UK comms regulator Ofcom is cracking ahead with plans for the forthcoming spectrum auction – despite further delays posed by Three's Court of Appeal challenge.
The regulator had planned to hold the auction for the 2.3 and 3.4 GHz bands in autumn 2017, but it has been delayed by litigation brought by Three UK and BT/EE – the former wanting lower caps to spectrum ownership, and the latter wanting the cap removed entirely for the 3.4GHz band. Those bands will be crucial to extending 4G coverage, as well as laying the foundation of 5G.
Last month the High Court upheld Ofcom’s decision and dismissed both claims. Three has appealed that decision, which will be heard on 13 and 14 February 2018 at the Court of Appeal.
"The litigation by Three is continuing to delay access to the spectrum and the benefits to consumers and businesses that can flow from it. We are keen to ensure that we are in a position to move as quickly as possible to hold the auction, once the judgment of the Court of Appeal has been given," said Ofcom.
"We have therefore decided to proceed to make the auction Regulations, which we intend to do on Wednesday 24 January 2018."

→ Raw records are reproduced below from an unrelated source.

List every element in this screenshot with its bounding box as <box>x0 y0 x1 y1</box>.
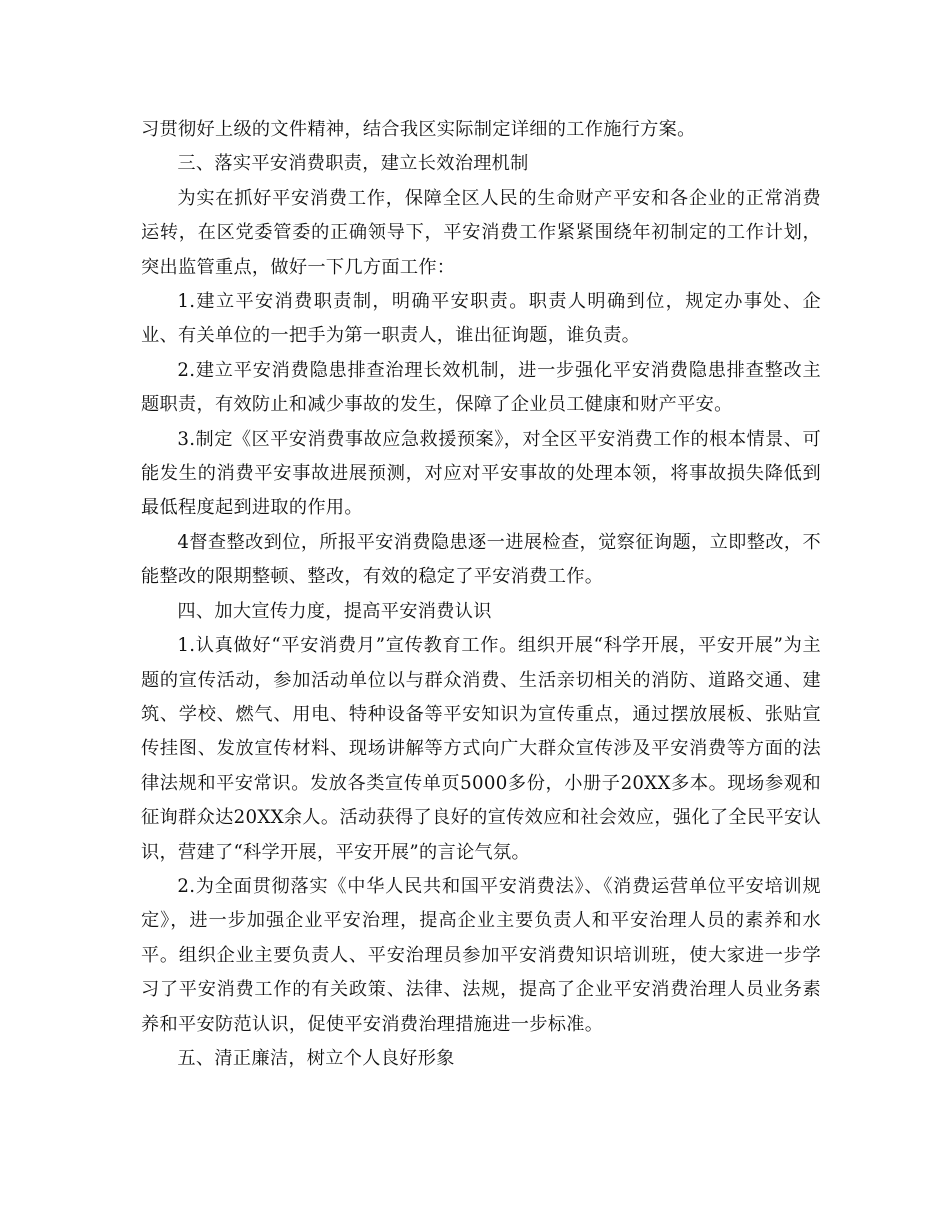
document-body <box>141 113 821 1076</box>
section-heading-4: 四、加大宣传力度，提高平安消费认识 <box>177 600 492 622</box>
section-heading-3: 三、落实平安消费职责，建立长效治理机制 <box>177 153 529 175</box>
paragraph-intro: 为实在抓好平安消费工作，保障全区人民的生命财产平安和各企业的正常消费运转，在区党委管委的正确领导下，平安消费工作紧紧围绕年初制定的工作计划，突出监管重点，做好一下几方面工作： <box>141 187 821 278</box>
list-item-publicity-1: 1.认真做好“平安消费月”宣传教育工作。组织开展“科学开展，平安开展”为主题的宣传活动，参加活动单位以与群众消费、生活亲切相关的消防、道路交通、建筑、学校、燃气、用电、特种设备等平安知识为宣传重点，通过摆放展板、张贴宣传挂图、发放宣传材料、现场讲解等方式向广大群众宣传涉及平安消费等方面的法律法规和平安常识。发放各类宣传单页5000多份，小册子20XX多本。现场参观和征询群众达20XX余人。活动获得了良好的宣传效应和社会效应，强化了全民平安认识，营建了“科学开展，平安开展”的言论气氛。 <box>141 635 821 863</box>
list-item-3: 3.制定《区平安消费事故应急救援预案》，对全区平安消费工作的根本情景、可能发生的消费平安事故进展预测，对应对平安事故的处理本领，将事故损失降低到最低程度起到进取的作用。 <box>141 428 821 519</box>
paragraph-continuation: 习贯彻好上级的文件精神，结合我区实际制定详细的工作施行方案。 <box>141 119 696 140</box>
section-heading-5: 五、清正廉洁，树立个人良好形象 <box>177 1047 455 1069</box>
list-item-4: 4督查整改到位，所报平安消费隐患逐一进展检查，觉察征询题，立即整改，不能整改的限期整顿、整改，有效的稳定了平安消费工作。 <box>141 531 821 588</box>
list-item-1: 1.建立平安消费职责制，明确平安职责。职责人明确到位，规定办事处、企业、有关单位的一把手为第一职责人，谁出征询题，谁负责。 <box>141 291 821 347</box>
list-item-2: 2.建立平安消费隐患排查治理长效机制，进一步强化平安消费隐患排查整改主题职责，有效防止和减少事故的发生，保障了企业员工健康和财产平安。 <box>141 359 821 416</box>
list-item-publicity-2: 2.为全面贯彻落实《中华人民共和国平安消费法》、《消费运营单位平安培训规定》，进一步加强企业平安治理，提高企业主要负责人和平安治理人员的素养和水平。组织企业主要负责人、平安治理员参加平安消费知识培训班，使大家进一步学习了平安消费工作的有关政策、法律、法规，提高了企业平安消费治理人员业务素养和平安防范认识，促使平安消费治理措施进一步标准。 <box>141 875 821 1035</box>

Ofcom said if it has to change any of the regulations in light of the Court of Appeal’s judgment "we will do so with utmost expedition to minimise further delay".
Matthew Howett, founder of analyst firm Assembly, noted that Ofcom intends to do everything but qualify bidders. "A lot of what they intend to publish will just be admin for the auction. But the general tone of frustration is coming through, especially with Three," he said.
"There aren't many people who think Three will win the appeal, but it is a company that has a tradition of sticking to its principles and campaigning hard. It has beef with Ofcom over [its advice regarding] the decision to block its [£10.5bn] merger with O2."
He noted Three had also sank a lot of money into its "make the air fair" campaign, which called for a 30 per cent cap on the amount of spectrum a British company could own.
Instead the regulator capped the maximum amount of mobile spectrum a British company could own at 37 per cent as part of its spectrum terms - triggering Three's judicial review.
Currently, BT/EE currently holds 42 per cent of immediately usable UK mobile spectrum, with Three owning 15 per cent, Vodafone 29 per cent, and O2 14 per cent.
Three's basis for the challenge was prompted by concerns that the 37 per cent cap on spectrum is not guaranteed.